Now, Mary Kelly, ever articulate, dead-on, and inspiring, was the first to remind us how the complete capitalization of the art market has changed the conversation for contemporary artists, as well as our lifestyle and community (we spent quite some time bemoaning missing couches where people used to smoke and chat outside MOCA). And that efficiently gets me to my other event, and my invitation, too. For, of course, we all know that things can and sometimes do work outside markets on the Internet, and there people sometimes meet, and chat, and share their work. I am certainly not one to celebrate the digital (my work mostly does the opposite), but at least in the feminist conversations this weekend that organized about and sometimes in that space there seemed more than ample room for both connection and possibility, to things past, present and future.

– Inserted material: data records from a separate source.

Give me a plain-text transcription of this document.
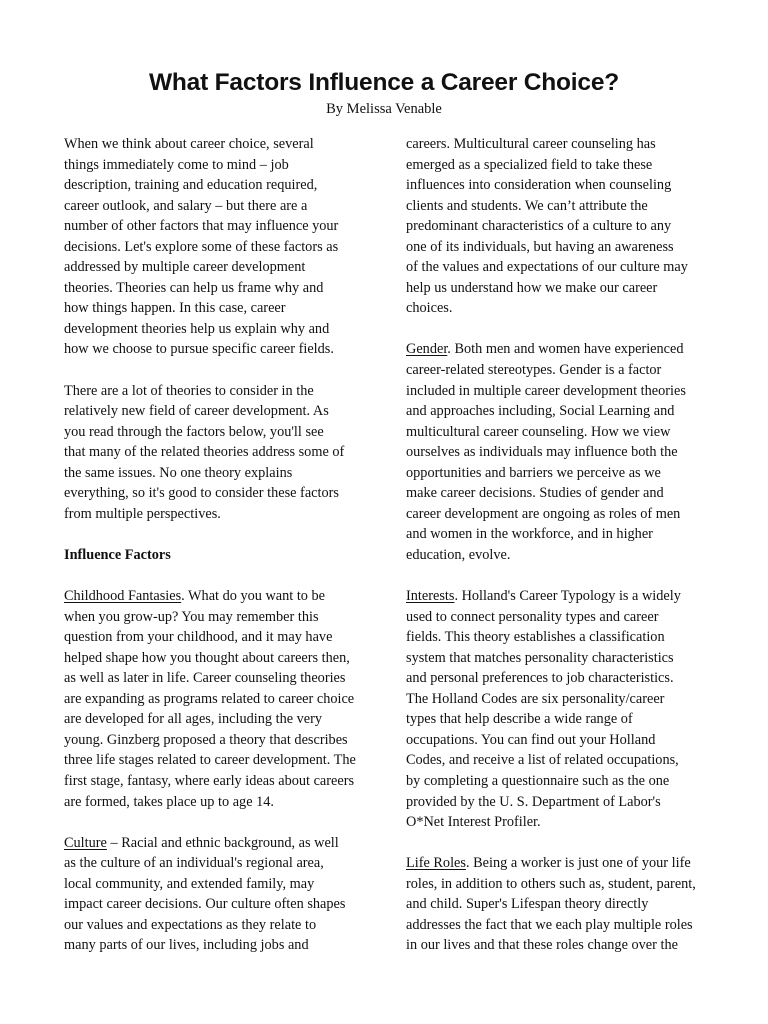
What Factors Influence a Career Choice?

By Melissa Venable

When we think about career choice, several
things immediately come to mind – job
description, training and education required,
career outlook, and salary – but there are a
number of other factors that may influence your
decisions. Let's explore some of these factors as
addressed by multiple career development
theories. Theories can help us frame why and
how things happen. In this case, career
development theories help us explain why and
how we choose to pursue specific career fields.
There are a lot of theories to consider in the
relatively new field of career development. As
you read through the factors below, you'll see
that many of the related theories address some of
the same issues. No one theory explains
everything, so it's good to consider these factors
from multiple perspectives.
Influence Factors
Childhood Fantasies. What do you want to be
when you grow-up? You may remember this
question from your childhood, and it may have
helped shape how you thought about careers then,
as well as later in life. Career counseling theories
are expanding as programs related to career choice
are developed for all ages, including the very
young. Ginzberg proposed a theory that describes
three life stages related to career development. The
first stage, fantasy, where early ideas about careers
are formed, takes place up to age 14.
Culture – Racial and ethnic background, as well
as the culture of an individual's regional area,
local community, and extended family, may
impact career decisions. Our culture often shapes
our values and expectations as they relate to
many parts of our lives, including jobs and
careers. Multicultural career counseling has
emerged as a specialized field to take these
influences into consideration when counseling
clients and students. We can’t attribute the
predominant characteristics of a culture to any
one of its individuals, but having an awareness
of the values and expectations of our culture may
help us understand how we make our career
choices.
Gender. Both men and women have experienced
career-related stereotypes. Gender is a factor
included in multiple career development theories
and approaches including, Social Learning and
multicultural career counseling. How we view
ourselves as individuals may influence both the
opportunities and barriers we perceive as we
make career decisions. Studies of gender and
career development are ongoing as roles of men
and women in the workforce, and in higher
education, evolve.
Interests. Holland's Career Typology is a widely
used to connect personality types and career
fields. This theory establishes a classification
system that matches personality characteristics
and personal preferences to job characteristics.
The Holland Codes are six personality/career
types that help describe a wide range of
occupations. You can find out your Holland
Codes, and receive a list of related occupations,
by completing a questionnaire such as the one
provided by the U. S. Department of Labor's
O*Net Interest Profiler.
Life Roles. Being a worker is just one of your life
roles, in addition to others such as, student, parent,
and child. Super's Lifespan theory directly
addresses the fact that we each play multiple roles
in our lives and that these roles change over the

At UCFemTechNet, another diverse group of women and men, from a range of disciplines, ranks, campuses, races, and sexualities, used their time together productively: to plan for the building of networking tools and platforms, places to share work, and even a possible retreat in a yert. Interested, too, in salvaging and archiving feminists and feminist theory past, this meeting was at the same time dynamic and interactive, perhaps because of its quite practical goals and processes, and because our hopes were not just to reflect upon communities lost, but ways to be a community here and now.

The next event is a feminist, anti-racist wiki-storm, where we will come together for three hours to learn how to and then correct, augment, and build out Wikipedia to hold the people, work, and theories that matter to our shared record. There, in person and also online, we will work together to archive our feminist past and current work, across fields, including, if offered up and taken on for editing, the transforming practices of decades of LA feminist artists. As times change, the words and practices that motivate community and activism must also transform, even as we pay homage to and remember what got us here. Feminist technology and art are interwoven media used for political gain: if this remains your commitment, we’d love for you to join us!

A Feminist R(t)e(a) Party

October 28, 2011

I joined Suzanne Stroebe and Caitlin Rueter yesterday for tea. They are the Feminist Tea Partiers: young women artists who stage kitchy klatches where face-to-face discourse about feminism, rather than local gossip, is the preferred subject. I enjoyed our little chat. These refined lady artists were warm, engaging, and driven. Yet I couldn’t also help to feel a little remorse twinged with a more profound pain that comes with the endless been-there-done-that cycle which seems to define so much feminist experience and art.

The need to playfully restage and thus reinvent our feminism after its “loss” by ironically using our mother’s (or mother’s mother’s) costumes and conventions has itself been done. The image above is from Ann Magnuson and Kenny Scharf’s show East/Village West, for PST, and shows Magnuson’s generation (late 70s) staging hauntingly similar parties. Women at the LA Woman’s Building in the early 70s did similar work (i.e. the Waitresses, or Ilene Segalove, or Womanhouse as only three examples visible in our show Doin’ it in Public at Otis for PST).

Also from E/V W. Campy eighties ladies.

I’m not blaming the new tea-partiers, in fact, someone needs to (re)do the thankless work which sadly seems to be the ongoing, never-ending, tedious but necessary first-step project of feminism, enabling young women to 1) call themselves feminists (in the face of a (re)circulating set of fears of the term, the position, or the movement) and 2) educate themselves in their feminist pasts. I do this work just about daily as a Woman’s Studies professor, and have done so now for twenty-one years, as have a huge number of people I love, respect, and honor. So why doesn’t it stick? Or better yet, where does it stick? Why can’t we build? Or better yet, where do we build?

As far as this current tea party goes, I would love to ask the ladies their thoughts on two questions (hereby beginning, I hope, an online feminist tea conversation):

  • I am left to wonder why the fifties motif and not, say, a seventies one?
  • Where does gay-male camp fit into your drag?